Recent graduates and Levine Scholars Caitlin Vaverek and Celia Karp were honored as Fulbright U.S. Student Program recipients.
Vaverek has received a Fulbright Teaching Assistant Fellowship to Nepal for the 2014-15 academic year. The Florida native’s goal is to pursue graduate studies in international development or public policy with a concentration in nonprofit management.
Opportunities for civic engagement are the best part of the Levine Scholars Program, she said.
"Working with the leadership class at James Martin Middle School, serving dinner every month at Ronald McDonald House, participating in food drives, planning sustainability conferences, interning throughout Charlotte and so many other engagements allowed us to give back to a city that has given us so much," Vaverek noted.
"A small group of committed individuals can come together to make a significant impact. Not only were we able to start the inaugural dance marathon, but we were able to do it with the backing of the community and the University," said Vaverek, a graduate of St. Thomas Aquinas High School in Plantation, Fla. "It (the dance marathon) combined leadership and civic engagement in a way I have never experienced, and it serves as another example of how the Levine Scholars Program helps shape the lives of everyone involved."
Karp used a portion of her grant to fund the 49er Dance Marathon, a legacy event of the Levine Scholars Program. The Maryland native also was involved with the Bethesda Health Center, located in the University City area. It provides free services to Charlotte’s Latino population.

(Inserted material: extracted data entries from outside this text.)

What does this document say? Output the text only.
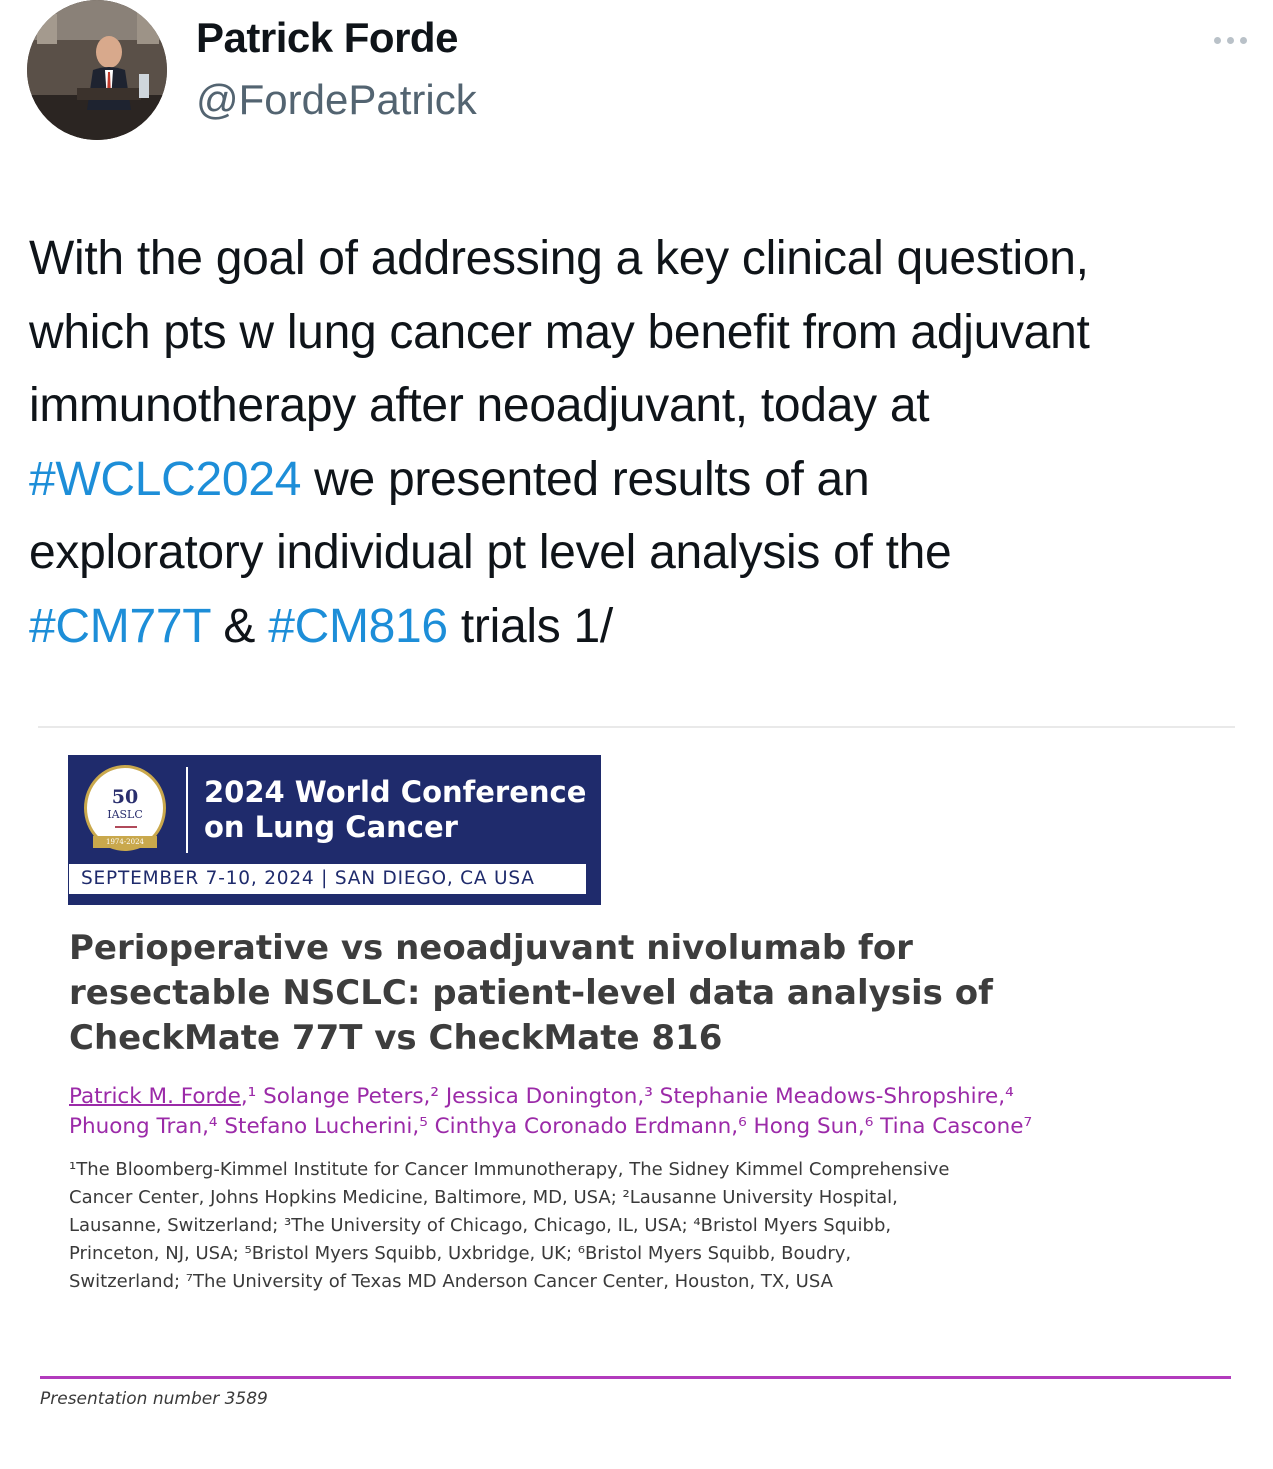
Patrick Forde
@FordePatrick
With the goal of addressing a key clinical question,
which pts w lung cancer may benefit from adjuvant
immunotherapy after neoadjuvant, today at
#WCLC2024 we presented results of an
exploratory individual pt level analysis of the
#CM77T & #CM816 trials 1/
50
IASLC
1974-2024
2024 World Conference
on Lung Cancer
SEPTEMBER 7-10, 2024 | SAN DIEGO, CA USA
Perioperative vs neoadjuvant nivolumab for
resectable NSCLC: patient-level data analysis of
CheckMate 77T vs CheckMate 816
Patrick M. Forde,¹ Solange Peters,² Jessica Donington,³ Stephanie Meadows-Shropshire,⁴
Phuong Tran,⁴ Stefano Lucherini,⁵ Cinthya Coronado Erdmann,⁶ Hong Sun,⁶ Tina Cascone⁷
¹The Bloomberg-Kimmel Institute for Cancer Immunotherapy, The Sidney Kimmel Comprehensive
Cancer Center, Johns Hopkins Medicine, Baltimore, MD, USA; ²Lausanne University Hospital,
Lausanne, Switzerland; ³The University of Chicago, Chicago, IL, USA; ⁴Bristol Myers Squibb,
Princeton, NJ, USA; ⁵Bristol Myers Squibb, Uxbridge, UK; ⁶Bristol Myers Squibb, Boudry,
Switzerland; ⁷The University of Texas MD Anderson Cancer Center, Houston, TX, USA
Presentation number 3589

"I’ve been working with the director to develop a program that focuses on increasing self-esteem, social connectivity and improving healthy habits and behaviors among Latina women," said Karp, who recently received a Fulbright U.S. Student Academic Award for Research.
The honor will fund her studies in Quito, Ecuador, where she will research "how health communication affects women's perspectives on sexual and reproductive health, impacts their utilization of maternal health programs and contributes to Ecuador's high maternal mortality rate," she said.
"Our backpacking expedition together taught us about leadership, teamwork and wilderness survival," said Karp, a public health and communication studies major. "The experience gave us the opportunity to build friendships and trust among the cohort, enabling us to enter our first year of college together with an amazing set of friends and peers."